Juristin über Anti-Folter-Komitee: "Niemand wird gerne kritisiert"

Einmischung oder Hilfe? Die Juristin Daniela Cernko über die Arbeit im Anti-Folter-Komitee des Europarats und ob es überhaupt etwas verändern kann.

Da setzte sich das Komitee durch: Häftlinge in Deutschland haben ein Recht auf Aufenthalt im Freien. Bild: ap

taz: Frau Cernko, Sie haben den Einfluss des Anti-Folter-Komitees auf den deutschen Strafvollzug untersucht. Werden dessen Empfehlungen umgesetzt oder stehen sie nur auf dem Papier?

Daniela Cernko: Ziel des Anti-Folter-Komitees ist ja ein menschenwürdiger Strafvollzug. Hierfür haben seine Berichte viele Anstöße gegeben. Früher zum Beispiel konnten Gefangene damit bestraft werden, dass ihnen der Aufenthalt im Freien gestrichen wurde. Das Anti-Folter-Komitee hat das gerügt. Daraufhin wurde diese Art der Disziplinarstrafe 1998 abgeschafft.

Haben Sie noch ein Beispiel?

Vielleicht etwas mittelbarer: Als der Europäische Gerichtshof für Menschenrechte 2009 die Praxis der deutschen Sicherungsverwahrung kritisierte, stützte er sich auch auf Berichte des Anti-Folter-Komitees.

Geht es dabei nur um große Gesetzgebung?

27, promoviert am Freiburger Max-Planck-Institut für ausländisches und internationales Strafrecht zum Einfluss des Anti-Folter-Komitees auf den Strafvollzug.

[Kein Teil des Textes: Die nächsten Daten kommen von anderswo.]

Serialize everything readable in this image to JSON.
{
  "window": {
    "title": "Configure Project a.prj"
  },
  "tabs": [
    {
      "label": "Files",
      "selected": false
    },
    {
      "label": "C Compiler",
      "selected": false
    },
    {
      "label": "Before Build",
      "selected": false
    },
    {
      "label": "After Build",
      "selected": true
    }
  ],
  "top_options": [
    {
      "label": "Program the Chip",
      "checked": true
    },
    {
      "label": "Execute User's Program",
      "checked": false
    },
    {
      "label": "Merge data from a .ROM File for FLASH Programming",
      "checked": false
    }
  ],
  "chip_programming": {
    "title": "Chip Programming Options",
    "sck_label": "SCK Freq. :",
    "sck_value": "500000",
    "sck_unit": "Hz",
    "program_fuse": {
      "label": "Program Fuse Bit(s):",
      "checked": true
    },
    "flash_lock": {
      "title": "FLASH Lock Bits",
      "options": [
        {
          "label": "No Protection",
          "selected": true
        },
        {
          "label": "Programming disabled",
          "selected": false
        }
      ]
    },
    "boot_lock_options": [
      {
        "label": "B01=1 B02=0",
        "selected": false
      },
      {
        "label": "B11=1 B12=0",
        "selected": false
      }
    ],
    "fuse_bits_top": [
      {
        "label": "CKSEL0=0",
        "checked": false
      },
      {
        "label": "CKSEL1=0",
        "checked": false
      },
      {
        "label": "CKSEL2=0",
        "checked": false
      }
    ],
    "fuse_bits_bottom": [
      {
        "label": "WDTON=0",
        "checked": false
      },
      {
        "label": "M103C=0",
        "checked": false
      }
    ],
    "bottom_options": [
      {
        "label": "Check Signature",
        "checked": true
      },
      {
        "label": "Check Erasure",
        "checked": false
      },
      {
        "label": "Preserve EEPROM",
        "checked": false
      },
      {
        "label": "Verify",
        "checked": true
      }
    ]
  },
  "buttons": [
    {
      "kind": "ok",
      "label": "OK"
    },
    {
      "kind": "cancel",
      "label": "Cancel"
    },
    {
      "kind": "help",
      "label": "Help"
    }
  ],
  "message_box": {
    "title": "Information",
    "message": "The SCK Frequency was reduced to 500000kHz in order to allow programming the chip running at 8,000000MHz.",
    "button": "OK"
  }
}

Nein. Das Komitee besucht ja konkrete Einrichtungen und empfiehlt dann zum Beispiel, dass ein Gefängnis dringend zu renovieren ist oder dass es mehr Beschäftigungsmöglichkeiten für die Gefangenen geben sollte.

Die Umsetzung solcher Empfehlungen lässt sich leicht überprüfen …

Denkt man. Aber manchmal werden nur ein paar Wände gestrichen. Ist damit "renoviert" oder nicht?

Wird Kritik des Anti-Folter-Komitees vor Ort eher als Einmischung oder als Hilfe gesehen?

Niemand wird gerne kritisiert. Aber die Empfehlung einer internationalen Delegation kann auch genutzt werden, um vom jeweiligen Finanzminister Mittel für längst fällige Maßnahmen zu fordern.

Was passiert, wenn Empfehlungen des Komitees nicht umgesetzt werden?

In Extremfällen kann das Komitee öffentlich bekanntgeben, dass ein Staat nicht kooperiert. Solche Erklärungen hat es bisher aber nur für die Türkei, Russland und im letzten Jahr für Griechenland gegeben. Bei einem Staat wie Deutschland, der grundsätzlich kooperiert, können Empfehlungen nur im nächsten Bericht wiederholt werden.

Ist das Komitee also ein zahnloser Tiger?

Nein. Es ist doch gut, wenn die Verwaltung dazu gebracht wird, ihr Verhalten zu reflektieren und zu begründen. Das schärft auch das Unrechtsbewusstsein. Es geht eher um einen fachlichen Dialog als um die Durchsetzung rechtlich verbindlicher Standards.

Wie reagiert das Gefängnispersonal, wenn ein Gremium namens "Anti-Folter-Komitee" kommt?

Zunächst fühlen sich manche zu Unrecht angegriffen, weil der Eindruck entsteht, das Komitee kümmere sich nur um Folter im engeren Sinne. Allerdings fasst das Komitee sein Mandat sehr weit und will jede "unmenschliche und erniedrigende Behandlung oder Strafe" verhindern.